Johnson praised Gibraltar’s “vibrant business center” and said its harbor remains a “key NATO asset” because it can host nuclear submarines.
British Foreign Secretary Boris Johnson arrives for a meeting of NATO foreign ministers at NATO headquarters in Brussels, Belgium, March 31, 2017. (Photo by Reuters)
“The UK government can be counted on to stick up for those interests – for instance in insurance and maritime services – which create jobs not just in Gibraltar but in the wider region of southern Spain,” he added.
Johnson insisted that the UK will remain “implacable and rock-like in its support for Gibraltar.”
On Friday, President of the European Council Donald Tusk said no agreement between the EU and the UK may apply to the territory without an agreement between Britain and Spain.

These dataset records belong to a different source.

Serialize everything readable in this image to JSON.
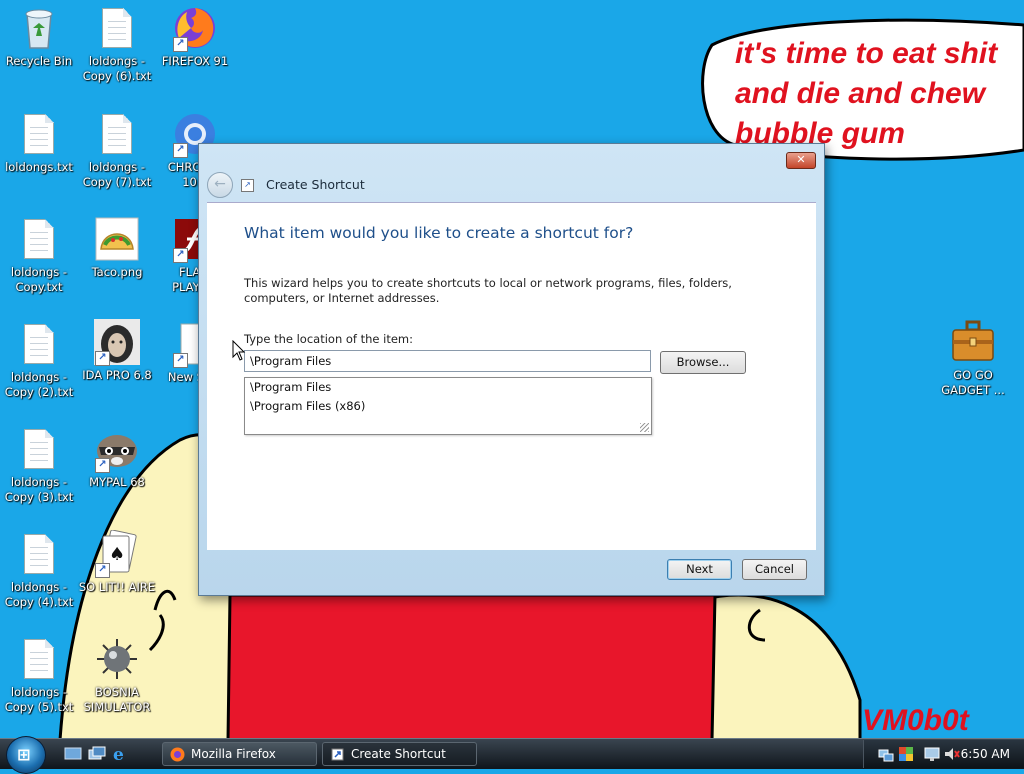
{
  "desktop": {
    "icons": [
      {
        "label": "Recycle Bin",
        "icon": "recycle-bin-icon"
      },
      {
        "label": "loldongs - Copy (6).txt",
        "icon": "text-file-icon"
      },
      {
        "label": "FIREFOX 91",
        "icon": "firefox-icon"
      },
      {
        "label": "loldongs.txt",
        "icon": "text-file-icon"
      },
      {
        "label": "loldongs - Copy (7).txt",
        "icon": "text-file-icon"
      },
      {
        "label": "CHROM... 10...",
        "icon": "chrome-icon"
      },
      {
        "label": "loldongs - Copy.txt",
        "icon": "text-file-icon"
      },
      {
        "label": "Taco.png",
        "icon": "taco-image-icon"
      },
      {
        "label": "FLA... PLAYE...",
        "icon": "flash-player-icon"
      },
      {
        "label": "loldongs - Copy (2).txt",
        "icon": "text-file-icon"
      },
      {
        "label": "IDA PRO 6.8",
        "icon": "ida-pro-icon"
      },
      {
        "label": "New Sh...",
        "icon": "new-shortcut-icon"
      },
      {
        "label": "loldongs - Copy (3).txt",
        "icon": "text-file-icon"
      },
      {
        "label": "MYPAL 68",
        "icon": "mypal-raccoon-icon"
      },
      {
        "label": "loldongs - Copy (4).txt",
        "icon": "text-file-icon"
      },
      {
        "label": "SO LIT!! AIRE",
        "icon": "solitaire-icon"
      },
      {
        "label": "loldongs - Copy (5).txt",
        "icon": "text-file-icon"
      },
      {
        "label": "BOSNIA SIMULATOR",
        "icon": "minesweeper-icon"
      },
      {
        "label": "GO GO GADGET ...",
        "icon": "briefcase-icon"
      }
    ],
    "wallpaper": {
      "speech_bubble_lines": [
        "it's time to eat shit",
        "and die and chew",
        "bubble gum"
      ],
      "signature": "VM0b0t",
      "colors": {
        "sky": "#1aa7e8",
        "shirt": "#e8162b",
        "skin": "#fbf4bd",
        "text": "#e0121f"
      }
    }
  },
  "dialog": {
    "title": "Create Shortcut",
    "heading": "What item would you like to create a shortcut for?",
    "description": "This wizard helps you to create shortcuts to local or network programs, files, folders, computers, or Internet addresses.",
    "location_label": "Type the location of the item:",
    "location_value": "\\Program Files",
    "browse_label": "Browse...",
    "suggestions": [
      "\\Program Files",
      "\\Program Files (x86)"
    ],
    "next_label": "Next",
    "cancel_label": "Cancel",
    "close_symbol": "✕",
    "back_symbol": "←"
  },
  "taskbar": {
    "tasks": [
      {
        "label": "Mozilla Firefox",
        "icon": "firefox-icon"
      },
      {
        "label": "Create Shortcut",
        "icon": "shortcut-icon"
      }
    ],
    "clock": "6:50 AM"
  }
}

In essence, he offered Madrid a special share of power over Gibraltar’s fate. Spain has welcomed the decision. Gibraltar’s government has, however, slammed the decision as unacceptable.
The rocky enclave was seized from Spain during a war in 1704 and was handed to Britain in 1713 under a multi-national treaty.
The iconic ‘Rock of Gibraltar’ in the British Overseas Territory on the southern coast of Spain. (File photo)
Madrid and London have been engaged in a bitter sovereignty row over Gibraltar for years. Spain ceded the rocky enclave to Britain in 1713, but has been trying to get it back.
During World War II, Gibraltar was an important base for the Royal Navy.
The United Kingdom held a referendum last June in which Britons voted by a 52-48 percent margin to leave the EU, the first member state ever to do so. However, 97 percent of Gibraltar citizens voted Remain.
On Wednesday, UK Prime Minister Theresa May formally triggered the formal, two-year process of withdrawing Britain from the EU.